Second, the Court deferred to the trial court’s factual findings, because they were not “clearly erroneous.” It is common for appellate courts to defer to trial court findings of facts specific to the case before it. Appellate courts, for instance, usually won’t disrupt a trial court’s findings that a party signed a contract on a particular date or deliberately set fire to his barn. But midazolam’s anesthetic properties are facts of a different sort, because they transcend the particular legal dispute and could recur in other cases with different parties and issues.
The trial court’s findings, therefore, are less appropriate for such reflexive deference. Nevertheless, the Court hid behind the trial court’s questionable findings and refused to engage with evidence of midazolam’s dangers. By contrast, in her dissent, Justice Sonia Sotomayor carefully examined the scientific literature, which concluded that midazolam “cannot be used alone … to maintain adequate anesthesia.”
Whatever one’s stance on capital punishment may be, the Court’s failure to engage with the problems of lethal injection is troubling.
The Court worried that lethal injection litigation frustrates states’ efforts to carry out executions. At oral argument, Justice Alito went so far as to condemn such litigation as “guerilla warfare” against the death penalty.
In a sense, he is correct. Some capital inmates bring Eighth Amendment challenges to try to delay their executions. But even if the Court is correct that these cases seek to buy the condemned more time, the Eighth Amendment claims still have merit. Indeed, states’ problems with lethal injection are well documented, and several recent botched executions highlight lethal injection’s dangers. The Court’s impatience with capital litigation generally, then, has blinded it to some lethal injection procedures’ very real risks.
The Court did not purport to address the constitutionality of other states’ procedures. And while its decision ostensibly opens the door for other states to adopt midazolam, it is hardly clear that that drug will remain available for executions.

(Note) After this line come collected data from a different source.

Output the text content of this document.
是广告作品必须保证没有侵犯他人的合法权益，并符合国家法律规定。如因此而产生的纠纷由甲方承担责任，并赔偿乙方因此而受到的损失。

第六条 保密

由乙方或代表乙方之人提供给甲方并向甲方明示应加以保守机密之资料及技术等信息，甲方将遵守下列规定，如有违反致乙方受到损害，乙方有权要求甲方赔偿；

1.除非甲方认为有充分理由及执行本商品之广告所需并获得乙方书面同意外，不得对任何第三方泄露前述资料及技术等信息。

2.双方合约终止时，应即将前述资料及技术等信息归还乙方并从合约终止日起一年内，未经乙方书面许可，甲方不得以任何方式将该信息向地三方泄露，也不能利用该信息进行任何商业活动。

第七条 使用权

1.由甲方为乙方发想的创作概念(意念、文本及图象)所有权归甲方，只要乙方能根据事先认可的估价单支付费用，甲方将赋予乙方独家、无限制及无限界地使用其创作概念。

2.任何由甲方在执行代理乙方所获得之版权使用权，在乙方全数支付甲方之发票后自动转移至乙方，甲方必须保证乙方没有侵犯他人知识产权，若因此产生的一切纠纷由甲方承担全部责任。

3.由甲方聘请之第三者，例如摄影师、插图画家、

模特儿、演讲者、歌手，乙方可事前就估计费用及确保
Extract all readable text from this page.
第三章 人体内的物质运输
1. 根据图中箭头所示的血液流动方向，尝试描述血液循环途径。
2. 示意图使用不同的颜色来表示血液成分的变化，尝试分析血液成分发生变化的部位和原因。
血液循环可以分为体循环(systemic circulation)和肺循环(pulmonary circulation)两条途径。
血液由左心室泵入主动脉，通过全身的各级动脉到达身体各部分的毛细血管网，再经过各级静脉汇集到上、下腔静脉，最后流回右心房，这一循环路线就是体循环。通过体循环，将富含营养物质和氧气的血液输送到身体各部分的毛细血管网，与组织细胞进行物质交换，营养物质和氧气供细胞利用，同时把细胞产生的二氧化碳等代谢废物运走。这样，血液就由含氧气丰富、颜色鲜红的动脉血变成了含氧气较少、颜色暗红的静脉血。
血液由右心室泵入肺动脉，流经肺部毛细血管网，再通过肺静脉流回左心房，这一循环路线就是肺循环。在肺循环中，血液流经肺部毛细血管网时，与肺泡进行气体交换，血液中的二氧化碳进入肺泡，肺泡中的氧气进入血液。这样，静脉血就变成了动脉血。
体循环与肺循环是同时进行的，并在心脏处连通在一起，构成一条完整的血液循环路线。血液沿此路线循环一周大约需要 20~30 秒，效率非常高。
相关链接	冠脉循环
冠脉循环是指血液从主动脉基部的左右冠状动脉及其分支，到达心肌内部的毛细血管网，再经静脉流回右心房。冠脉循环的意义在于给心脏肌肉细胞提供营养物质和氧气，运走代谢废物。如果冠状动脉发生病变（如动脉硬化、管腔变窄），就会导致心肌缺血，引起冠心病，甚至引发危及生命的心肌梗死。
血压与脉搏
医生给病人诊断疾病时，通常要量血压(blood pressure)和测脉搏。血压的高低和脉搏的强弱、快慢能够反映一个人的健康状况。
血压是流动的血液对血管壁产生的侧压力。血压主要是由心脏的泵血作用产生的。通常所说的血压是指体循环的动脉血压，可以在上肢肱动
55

Pharmaceutical companies have tried to prevent states from using other drugs in executions, so it is quite possible that the same will happen with midazolam. Nevertheless, the Court’s reluctance to engage carefully with Oklahoma’s procedure indicates its willingness to turn a blind eye to Eighth Amendment values so that states can resume executions.
In a separate opinion, Justice Stephen Breyer, joined by Justice Ruth Bader Ginsburg, asked whether the death penalty itself violates the Constitution. Reasonable people can certainly disagree about the moral propriety of capital punishment, but, at least for the time being, the majority is correct that capital punishment is constitutional. But just because capital punishment is constitutional in the abstract does not excuse the Court’s abdication of its responsibility to review states’ methods of execution.
The opinions of Glossip v. Gross ultimately address two issues: a momentous one (whether capital punishment is ever constitutional) and a narrow one (whether Oklahoma’s use of midazolam is constitutional). The Court’s error was to conflate the two.